4 July 2004

 

On the fourth of July, I mingled with twenty-odd people who had shown up on my vast wooden deck to drink beer, eat polish sausages, and say goodbye to me. Junior smoked me up, and Thomas arrived with far too many fireworks, which he decided to set off all at once on the lower deck. When they exploded with a catastrophic fury, as though someone had set off several blocks of semtex beneath our feet, they bounced off the ugly condominiums that were going up next door and left huge, satisfying black streaks.

 My building was falling to gentrification, my career was stagnating, and my best friend from college, Bob, needed a roommate in exotic Carroll Gardens, Brooklyn. When that many stars align, you better set sail.

Despite all this, I was restless on that balmy afternoon and evening that seemed to drift on forever... I could already hear the polite round of farewells, the lonely clink of beer bottles dropped into a trash bag...

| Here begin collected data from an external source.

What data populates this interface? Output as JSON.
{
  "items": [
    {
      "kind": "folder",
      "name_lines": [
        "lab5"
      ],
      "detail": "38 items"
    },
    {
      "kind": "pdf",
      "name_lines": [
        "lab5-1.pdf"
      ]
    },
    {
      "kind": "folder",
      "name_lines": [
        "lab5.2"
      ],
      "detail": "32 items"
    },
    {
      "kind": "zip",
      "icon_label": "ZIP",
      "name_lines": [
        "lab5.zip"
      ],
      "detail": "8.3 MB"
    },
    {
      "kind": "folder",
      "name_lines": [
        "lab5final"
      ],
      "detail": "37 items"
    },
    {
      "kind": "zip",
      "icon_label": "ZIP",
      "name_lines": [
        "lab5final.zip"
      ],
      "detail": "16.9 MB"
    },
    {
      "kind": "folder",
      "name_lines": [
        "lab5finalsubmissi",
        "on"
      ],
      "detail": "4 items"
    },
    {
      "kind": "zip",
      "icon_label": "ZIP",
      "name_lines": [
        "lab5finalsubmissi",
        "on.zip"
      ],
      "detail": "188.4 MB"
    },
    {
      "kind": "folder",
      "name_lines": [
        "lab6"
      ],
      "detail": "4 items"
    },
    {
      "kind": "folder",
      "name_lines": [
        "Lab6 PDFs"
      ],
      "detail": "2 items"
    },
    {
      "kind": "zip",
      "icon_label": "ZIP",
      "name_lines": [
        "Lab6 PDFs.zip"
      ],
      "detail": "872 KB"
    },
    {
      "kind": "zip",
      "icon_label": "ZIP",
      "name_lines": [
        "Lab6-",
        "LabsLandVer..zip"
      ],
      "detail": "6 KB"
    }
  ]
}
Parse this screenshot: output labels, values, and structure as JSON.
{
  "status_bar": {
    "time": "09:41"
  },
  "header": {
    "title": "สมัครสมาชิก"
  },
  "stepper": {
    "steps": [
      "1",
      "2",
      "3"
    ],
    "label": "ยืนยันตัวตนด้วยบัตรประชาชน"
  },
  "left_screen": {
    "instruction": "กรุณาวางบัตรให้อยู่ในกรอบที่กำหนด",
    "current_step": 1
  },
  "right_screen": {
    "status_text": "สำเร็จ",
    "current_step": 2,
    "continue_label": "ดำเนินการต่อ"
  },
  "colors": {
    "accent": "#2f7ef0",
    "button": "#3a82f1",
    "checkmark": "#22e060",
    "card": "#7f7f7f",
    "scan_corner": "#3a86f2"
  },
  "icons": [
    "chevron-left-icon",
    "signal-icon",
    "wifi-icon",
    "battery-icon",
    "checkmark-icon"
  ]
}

It was quite late. All night, little scattered clusters of fireworks crackled over the row of houses across the El tracks. I saw Gwinny step out onto the deck with Ben, blonde and awkward. I introduced myself to her in the kitchen, and found out she had the same name as the girl who had broken my heart a year earlier. The universe warped a little and I could smell danger and magic. Maybe that's why I cornered her and started talking to her about whatever came into my head as Ben groaned and started climbing over the deck's railing in protest. When she vanished I somehow knew I was supposed to follow her into my living room and there she was, quietly waiting. We looked at each other, opened our hearts, smiled at the insanity of it all and asked for each other's phone numbers at the same time. When she walked through my kitchen on the way to join Ben and everyone else on their way out my front door, I knew I had to kiss her and I did.